Obama aide: give immunity to telecoms Posted by: McQ
on Saturday, March 08, 2008
I only bring this up because it again points to a seemingly well-run campaign machine suddenly suffering a number of self-inflicted "inconsistent message" wounds.
First Goolsbee and the NAFTA gaff. Then Rice and the "not prepared for the 3am call" line. Yesterday Samantha Powers not only calls Hillary Clinton a "monster", but more importantly, hedges Obama's Iraq plan by saying he obviously wouldn't be bound by any promises he makes as a candidate concerning the war.
Brennan: There is this great debate over whether or not the telecom companies should in fact be given immunity for their agreement to provide support and cooperate with the government after 9/11. I do believe strongly that they should be granted that immunity, because they were told to do so by the appropriate authorities that were operating in a legal context, and so I think that's important. And I know people are concerned about that, but I do believe that's the right thing to do. I do believe the Senate version of the FISA bill addresses the issues appropriately. [Director of National Intelligence] Mike McConnell, I think, did a very good job trying to articulate the distinctions between the old FISA law, the FISA understanding under the Protect America Act, and then the House and Senate versions.
Whether you agree or disagree with Brennan's point, the problem with his statement is that his boss, Barack Obama, has consistently opposed the concept of immunity:
“I have consistently opposed this Administration's efforts to use debates about our national security to expand its own power, whether that was on the Iraq war, or on its power grab to curb our civil liberties through domestic surveillance programs. It is time to restore oversight and accountability in the FISA program, and this proposal — with an unprecedented grant of retroactive immunity — is not the place to start.”

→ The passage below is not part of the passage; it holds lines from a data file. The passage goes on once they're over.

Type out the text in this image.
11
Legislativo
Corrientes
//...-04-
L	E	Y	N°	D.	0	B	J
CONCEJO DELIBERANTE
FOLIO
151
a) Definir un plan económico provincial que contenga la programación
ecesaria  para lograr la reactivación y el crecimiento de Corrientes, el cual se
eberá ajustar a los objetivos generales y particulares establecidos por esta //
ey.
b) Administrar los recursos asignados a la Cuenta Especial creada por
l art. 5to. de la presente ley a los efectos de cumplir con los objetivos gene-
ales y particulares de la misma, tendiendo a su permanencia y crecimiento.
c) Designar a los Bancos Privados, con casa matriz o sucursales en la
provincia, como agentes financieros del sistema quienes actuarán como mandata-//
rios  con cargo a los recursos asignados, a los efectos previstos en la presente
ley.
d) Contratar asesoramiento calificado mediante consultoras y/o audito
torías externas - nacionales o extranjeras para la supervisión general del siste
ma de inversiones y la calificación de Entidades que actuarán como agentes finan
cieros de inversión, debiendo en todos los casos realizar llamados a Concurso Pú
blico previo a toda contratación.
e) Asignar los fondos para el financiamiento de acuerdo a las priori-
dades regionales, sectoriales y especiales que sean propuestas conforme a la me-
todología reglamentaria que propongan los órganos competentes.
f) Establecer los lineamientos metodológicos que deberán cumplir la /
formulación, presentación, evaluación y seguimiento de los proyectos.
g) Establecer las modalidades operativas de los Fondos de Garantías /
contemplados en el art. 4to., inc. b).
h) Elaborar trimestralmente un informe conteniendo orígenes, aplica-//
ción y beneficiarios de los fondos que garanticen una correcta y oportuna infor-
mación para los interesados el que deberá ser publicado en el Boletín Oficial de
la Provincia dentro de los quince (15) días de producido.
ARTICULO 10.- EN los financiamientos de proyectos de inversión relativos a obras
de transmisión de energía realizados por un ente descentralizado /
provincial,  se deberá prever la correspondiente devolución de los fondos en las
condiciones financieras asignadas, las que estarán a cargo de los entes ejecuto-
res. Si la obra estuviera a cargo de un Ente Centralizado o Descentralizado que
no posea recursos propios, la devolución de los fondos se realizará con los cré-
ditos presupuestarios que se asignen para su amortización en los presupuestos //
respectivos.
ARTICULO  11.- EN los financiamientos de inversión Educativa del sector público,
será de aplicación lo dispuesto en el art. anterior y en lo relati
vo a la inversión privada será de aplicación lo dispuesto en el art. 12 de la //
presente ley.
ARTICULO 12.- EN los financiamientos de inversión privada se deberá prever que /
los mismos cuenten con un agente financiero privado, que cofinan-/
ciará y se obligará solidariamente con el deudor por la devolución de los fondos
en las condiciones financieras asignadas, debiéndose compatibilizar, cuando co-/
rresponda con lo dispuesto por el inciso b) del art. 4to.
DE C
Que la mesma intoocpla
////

So, you say, this sounds like a policy disagreement between an advisor and a candidate. Yes, indeed it does. But it also will be used, in light of the Powers hedge and the NAFTA assurance as another sign of inconsistency between what Obama says and what he really means. Of course his vote against the FISA bill is a powerful argument that he does indeed believe what he says in this case, but when lumped in with all the other misfires lately, it simply adds to the growing impression of a rookie in over his head and a not-ready-for-primetime staff.
There's no question the Clinton campaign will use this at some point, it is only a matter of when and how. And, like the story below, it has already been filed away in Republican opo research.
Between Clinton and Obama and the charges and counter-charges, Reps have to be seeing a target rich environment developing for the general election.